In 2005 and 2006, Obama backed several bills that funded the Iraq war. In July 2006, when Democratic Sens. John F. Kerry (Mass.) and Russell Feingold (Wis.) pushed for a bill that would set a timetable to remove combat troops from Iraq by July 31, 2007, Obama, like Clinton, voted no.
Six months later, as his campaign got underway, Obama laid out a precise timetable for completing the withdrawal of combat troops. His aides say he took that position as he became more concerned with the situation in Iraq, particularly when the president proposed an increase in troops. Feingold said in June of his party's field of candidates: "Just about every one of them in the past mouthed that timelines are a bad idea -- all of that was just false, and now they are voting for them."
In November, Obama suggested that his position on Iraq was similar to Clinton's.

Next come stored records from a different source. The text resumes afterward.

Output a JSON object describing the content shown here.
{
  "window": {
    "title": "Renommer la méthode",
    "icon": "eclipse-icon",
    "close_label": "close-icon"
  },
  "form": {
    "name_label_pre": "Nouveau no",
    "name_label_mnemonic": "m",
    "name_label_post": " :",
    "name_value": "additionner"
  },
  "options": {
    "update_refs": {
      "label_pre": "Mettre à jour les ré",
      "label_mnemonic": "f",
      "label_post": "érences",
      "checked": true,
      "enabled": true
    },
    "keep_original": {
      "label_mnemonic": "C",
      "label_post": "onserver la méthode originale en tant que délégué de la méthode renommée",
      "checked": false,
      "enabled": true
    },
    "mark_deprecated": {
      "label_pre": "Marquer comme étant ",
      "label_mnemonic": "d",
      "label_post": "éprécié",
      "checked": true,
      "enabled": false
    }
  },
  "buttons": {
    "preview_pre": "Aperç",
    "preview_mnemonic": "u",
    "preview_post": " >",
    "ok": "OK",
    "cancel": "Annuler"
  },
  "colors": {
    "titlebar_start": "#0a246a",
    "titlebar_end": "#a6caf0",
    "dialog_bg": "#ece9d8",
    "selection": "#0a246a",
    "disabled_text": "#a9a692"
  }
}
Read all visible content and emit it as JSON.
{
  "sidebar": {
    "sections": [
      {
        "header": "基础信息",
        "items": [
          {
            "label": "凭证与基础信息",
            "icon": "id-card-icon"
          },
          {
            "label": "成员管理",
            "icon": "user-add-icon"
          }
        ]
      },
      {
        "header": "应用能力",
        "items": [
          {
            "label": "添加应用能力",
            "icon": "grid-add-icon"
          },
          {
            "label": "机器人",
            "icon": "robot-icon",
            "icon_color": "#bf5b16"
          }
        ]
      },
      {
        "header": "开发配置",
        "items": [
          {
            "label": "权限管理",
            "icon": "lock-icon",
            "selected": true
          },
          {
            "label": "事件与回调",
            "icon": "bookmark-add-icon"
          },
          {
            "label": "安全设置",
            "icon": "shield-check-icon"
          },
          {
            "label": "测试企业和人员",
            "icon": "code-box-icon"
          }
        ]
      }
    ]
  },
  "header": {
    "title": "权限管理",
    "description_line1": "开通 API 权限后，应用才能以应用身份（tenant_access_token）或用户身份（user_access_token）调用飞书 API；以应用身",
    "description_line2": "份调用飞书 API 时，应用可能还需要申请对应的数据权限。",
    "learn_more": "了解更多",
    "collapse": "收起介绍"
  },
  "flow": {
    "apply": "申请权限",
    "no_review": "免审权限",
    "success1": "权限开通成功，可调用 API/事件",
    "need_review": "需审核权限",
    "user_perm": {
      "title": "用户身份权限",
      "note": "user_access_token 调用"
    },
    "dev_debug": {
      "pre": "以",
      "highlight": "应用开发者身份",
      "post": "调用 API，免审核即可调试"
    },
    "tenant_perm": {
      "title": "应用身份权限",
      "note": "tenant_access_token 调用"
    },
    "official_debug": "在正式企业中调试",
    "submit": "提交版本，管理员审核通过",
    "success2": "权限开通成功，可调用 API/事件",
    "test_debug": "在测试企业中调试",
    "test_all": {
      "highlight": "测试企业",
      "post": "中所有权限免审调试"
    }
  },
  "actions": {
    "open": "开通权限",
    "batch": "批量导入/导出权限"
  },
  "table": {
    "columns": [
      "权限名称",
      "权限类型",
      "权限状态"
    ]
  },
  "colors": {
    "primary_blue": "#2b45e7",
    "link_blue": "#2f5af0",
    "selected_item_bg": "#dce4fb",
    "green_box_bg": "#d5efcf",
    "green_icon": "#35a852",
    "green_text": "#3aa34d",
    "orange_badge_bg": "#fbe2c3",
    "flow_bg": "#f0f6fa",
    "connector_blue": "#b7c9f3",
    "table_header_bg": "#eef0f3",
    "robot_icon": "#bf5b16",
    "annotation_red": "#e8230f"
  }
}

"It's not clear to me what differences we've had since I've been in the Senate," Obama told the New Yorker magazine. "I think what people might point to is our different assessments of the war in Iraq, although I'm always careful to say that I was not in the Senate, so perhaps the reason I thought it was such a bad idea was that I didn't have the benefit of U.S. intelligence. And, for those who did, it might have led to a different set of choices. . . . We were in different circumstances at that time: I was running for the U.S. Senate, she had to take a vote, and casting votes is always a difficult test."
Obama, like Clinton, now says the situation in Iraq is untenable and troops must start returning home as soon as possible, but he adds that withdrawal will take more than a year.
But unlike Clinton, he is not blaming Bush alone for the war.
"You know, I welcome all of the folks who have changed their position on the war," Obama said in Iowa on Wednesday. ". . . But if we have learned anything from Iraq, it is that the judgment that matters most is the judgment that is made first."